De acordo com as autoridades, o autor do ataque foi condenado –em fevereiro de 2005– a quinze anos de prisão por três tentativas de homicídio, incluindo contra dois policiais. Os crimes ocorreram após uma perseguição em 2001. O homem circulava armado em um automóvel roubado quando bateu em outro veículo, no qual estava um cadete da polícia. O homem fugiu caminhando e foi alcançado pelo motorista do veículo e seu irmão, o cadete, que acabaram feridos com disparos no tórax.

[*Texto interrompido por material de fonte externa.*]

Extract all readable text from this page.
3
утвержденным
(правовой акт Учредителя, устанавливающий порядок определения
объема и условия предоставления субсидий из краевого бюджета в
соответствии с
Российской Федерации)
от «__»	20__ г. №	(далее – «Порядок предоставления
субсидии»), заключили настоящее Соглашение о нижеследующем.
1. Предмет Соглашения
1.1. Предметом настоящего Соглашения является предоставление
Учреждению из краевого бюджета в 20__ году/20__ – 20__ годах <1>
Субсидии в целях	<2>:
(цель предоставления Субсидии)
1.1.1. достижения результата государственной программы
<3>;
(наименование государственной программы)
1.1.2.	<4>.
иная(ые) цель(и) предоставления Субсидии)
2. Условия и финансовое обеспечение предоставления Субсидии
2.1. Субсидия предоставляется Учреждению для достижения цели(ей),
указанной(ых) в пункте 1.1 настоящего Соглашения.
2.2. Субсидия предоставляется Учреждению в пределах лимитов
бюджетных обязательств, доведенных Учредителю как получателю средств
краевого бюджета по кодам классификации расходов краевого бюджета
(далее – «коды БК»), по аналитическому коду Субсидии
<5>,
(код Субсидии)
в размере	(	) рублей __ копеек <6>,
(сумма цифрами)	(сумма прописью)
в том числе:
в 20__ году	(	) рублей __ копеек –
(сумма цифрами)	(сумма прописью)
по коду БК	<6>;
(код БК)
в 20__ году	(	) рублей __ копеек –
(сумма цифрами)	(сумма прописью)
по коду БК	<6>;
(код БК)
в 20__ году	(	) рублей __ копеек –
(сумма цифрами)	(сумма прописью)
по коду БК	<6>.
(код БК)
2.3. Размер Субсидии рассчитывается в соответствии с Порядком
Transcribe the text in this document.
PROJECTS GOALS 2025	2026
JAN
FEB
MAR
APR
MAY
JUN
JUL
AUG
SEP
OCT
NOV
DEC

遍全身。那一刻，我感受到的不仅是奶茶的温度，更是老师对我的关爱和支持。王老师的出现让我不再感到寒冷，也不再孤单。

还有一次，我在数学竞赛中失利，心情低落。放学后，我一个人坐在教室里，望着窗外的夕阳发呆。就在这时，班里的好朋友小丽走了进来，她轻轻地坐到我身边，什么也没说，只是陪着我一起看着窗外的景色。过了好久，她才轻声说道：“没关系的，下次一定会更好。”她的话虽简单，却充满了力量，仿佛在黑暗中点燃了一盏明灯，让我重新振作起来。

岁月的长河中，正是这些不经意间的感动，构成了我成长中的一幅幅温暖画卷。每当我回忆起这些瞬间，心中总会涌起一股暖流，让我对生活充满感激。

Dois dias depois, quando estava detido, feriu gravemente um policial após tomar sua arma na porta da cela.
Segundo a rede francesa BFMTV, fontes afirmaram que o atirador era conhecido dos serviços de segurança, e falou sobre sua vontade de matar policiais no serviço de mensagens instantâneas Telegram, semelhante ao WhatsApp. Segundo as primeiras investigações, o atirador era o proprietário do carro utilizado no ataque, na avenida Champs Elysées.

Em declarações após o ataque, Hollande disse que o ataque é investigado como terrorismo. "Estamos convencidos que as pistas são de ordem terrorista. O departamento antiterrorista foi acionado", afirmou. "Nós ficaremos em vigilância absoluta, principalmente em relação às eleições", acrescentou.
Uma operação estava em curso na madrugada desta sexta-feira no subúrbio de Seine-et-Marne.